The male centre is designed in such a way that part of it is focused on direct work with perpetrators of violence, and the other is focused on the development of social skills in men. The motivation was to break the taboo, because no men would come if the centre was only for perpetrators of violence, so that it also offers men an opportunity to develop their skills.
Do men come to the centre at all?
They would have to come. We have our ways to make them come, but they should come themselves, because the court has to impose a psychosocial treatment. That is provided for by the law, but courts avoid this. In part because there is nobody to do this, and in part because nobody is suggesting this. The centre needs to suggest this in order for a court to adopt a decision, or the police need to suggest this, and the court needs to adopt a decision. Such measures are thus very rarely applied, but we also have another possibility. When a woman is placed in a safe house, the male centre is informed within 24 hours and it invites the man to come there. Men need to be persuaded, because it is not easy, and around 40% of them come, and 60% do not.

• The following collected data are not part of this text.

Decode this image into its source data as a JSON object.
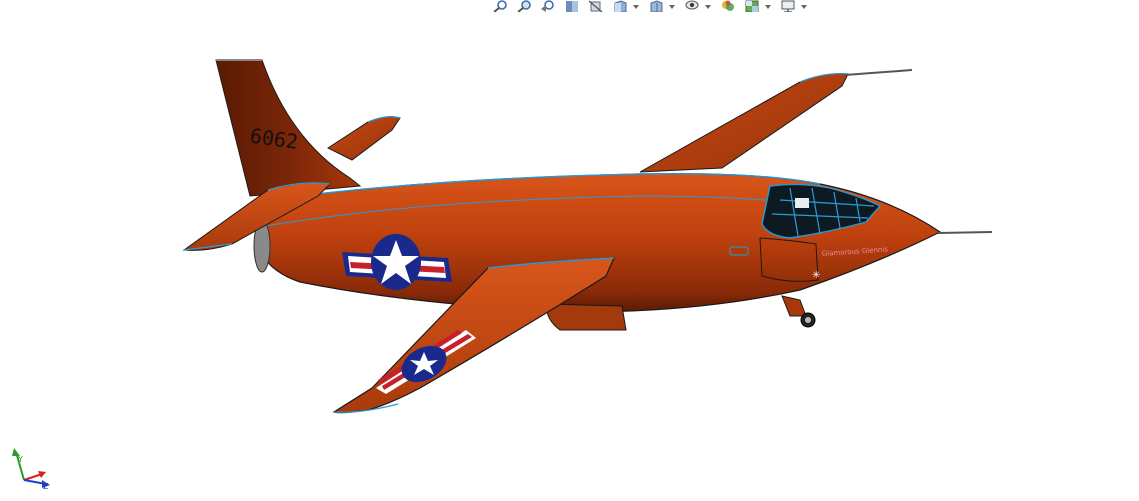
{
  "app": {
    "view": "3D model viewport"
  },
  "toolbar": {
    "items": [
      {
        "icon": "zoom-to-fit-icon",
        "has_dropdown": false
      },
      {
        "icon": "zoom-to-area-icon",
        "has_dropdown": false
      },
      {
        "icon": "previous-view-icon",
        "has_dropdown": false
      },
      {
        "icon": "section-view-icon",
        "has_dropdown": false
      },
      {
        "icon": "dynamic-annotation-icon",
        "has_dropdown": false
      },
      {
        "icon": "view-orientation-icon",
        "has_dropdown": true
      },
      {
        "icon": "display-style-icon",
        "has_dropdown": true
      },
      {
        "icon": "hide-show-items-icon",
        "has_dropdown": true
      },
      {
        "icon": "edit-appearance-icon",
        "has_dropdown": true
      },
      {
        "icon": "view-settings-icon",
        "has_dropdown": true
      }
    ]
  },
  "model": {
    "name": "Bell X-1 aircraft",
    "body_color": "#c0440f",
    "body_dark": "#6a2208",
    "edge_color": "#2a9ad6",
    "tail_number": "6062",
    "nose_art": "Glamorous Glennis",
    "insignia": {
      "blue": "#1a2a8c",
      "red": "#c8202a",
      "white": "#ffffff"
    }
  },
  "triad": {
    "x_color": "#d42020",
    "y_color": "#2a9a2a",
    "z_color": "#2040d0"
  }
}
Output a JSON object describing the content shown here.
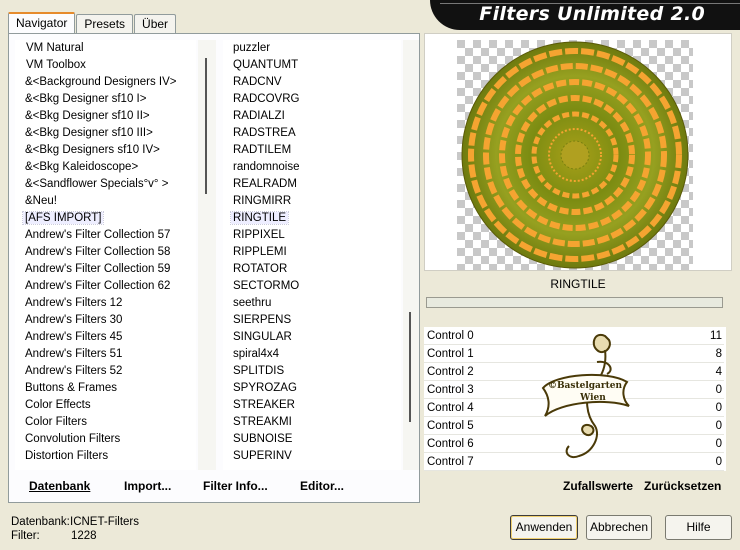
{
  "banner": {
    "title": "Filters Unlimited 2.0"
  },
  "tabs": [
    {
      "label": "Navigator",
      "active": true
    },
    {
      "label": "Presets",
      "active": false
    },
    {
      "label": "Über",
      "active": false
    }
  ],
  "categories": [
    "VM Natural",
    "VM Toolbox",
    "&<Background Designers IV>",
    "&<Bkg Designer sf10 I>",
    "&<Bkg Designer sf10 II>",
    "&<Bkg Designer sf10 III>",
    "&<Bkg Designers sf10 IV>",
    "&<Bkg Kaleidoscope>",
    "&<Sandflower Specials°v° >",
    "&Neu!",
    "[AFS IMPORT]",
    "Andrew's Filter Collection 57",
    "Andrew's Filter Collection 58",
    "Andrew's Filter Collection 59",
    "Andrew's Filter Collection 62",
    "Andrew's Filters 12",
    "Andrew's Filters 30",
    "Andrew's Filters 45",
    "Andrew's Filters 51",
    "Andrew's Filters 52",
    "Buttons & Frames",
    "Color Effects",
    "Color Filters",
    "Convolution Filters",
    "Distortion Filters"
  ],
  "selected_category": "[AFS IMPORT]",
  "filters": [
    "puzzler",
    "QUANTUMT",
    "RADCNV",
    "RADCOVRG",
    "RADIALZI",
    "RADSTREA",
    "RADTILEM",
    "randomnoise",
    "REALRADM",
    "RINGMIRR",
    "RINGTILE",
    "RIPPIXEL",
    "RIPPLEMI",
    "ROTATOR",
    "SECTORMO",
    "seethru",
    "SIERPENS",
    "SINGULAR",
    "spiral4x4",
    "SPLITDIS",
    "SPYROZAG",
    "STREAKER",
    "STREAKMI",
    "SUBNOISE",
    "SUPERINV"
  ],
  "selected_filter": "RINGTILE",
  "left_buttons": {
    "database": "Datenbank",
    "import": "Import...",
    "filter_info": "Filter Info...",
    "editor": "Editor..."
  },
  "preview": {
    "filter_name": "RINGTILE",
    "progress": 0
  },
  "controls": [
    {
      "label": "Control 0",
      "value": "11"
    },
    {
      "label": "Control 1",
      "value": "8"
    },
    {
      "label": "Control 2",
      "value": "4"
    },
    {
      "label": "Control 3",
      "value": "0"
    },
    {
      "label": "Control 4",
      "value": "0"
    },
    {
      "label": "Control 5",
      "value": "0"
    },
    {
      "label": "Control 6",
      "value": "0"
    },
    {
      "label": "Control 7",
      "value": "0"
    }
  ],
  "watermark": {
    "line1": "©Bastelgarten",
    "line2": "Wien"
  },
  "right_buttons": {
    "random": "Zufallswerte",
    "reset": "Zurücksetzen"
  },
  "status": {
    "database_label": "Datenbank:",
    "database_value": "ICNET-Filters",
    "filter_label": "Filter:",
    "filter_value": "1228"
  },
  "dialog_buttons": {
    "apply": "Anwenden",
    "cancel": "Abbrechen",
    "help": "Hilfe"
  },
  "colors": {
    "accent_tab": "#e68b2c",
    "ring_orange": "#f0a030",
    "ring_green": "#7a8a10",
    "watermark": "#4a3a08"
  }
}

In any case, if they do come, they are inserted in a psychosocial programme. There are sessions and assessments to see whether someone is an alcoholic. If he is, he cannot enter the program. The same applies to a case where a man suffers from a mental illness. He first needs to get treatment in order to be included in the programme.
We achieve a lot through the safe house, but also through professionals from institutions. Not as a result of a decree, but rather without it. We get a call from the police and they tell us ”We have one, we will send him to you”. Or we get a call from the welfare centre, but not a decree, because they are afraid that it might result in a financial request. But we are satisfied. Since 2010, a lot has been done with men.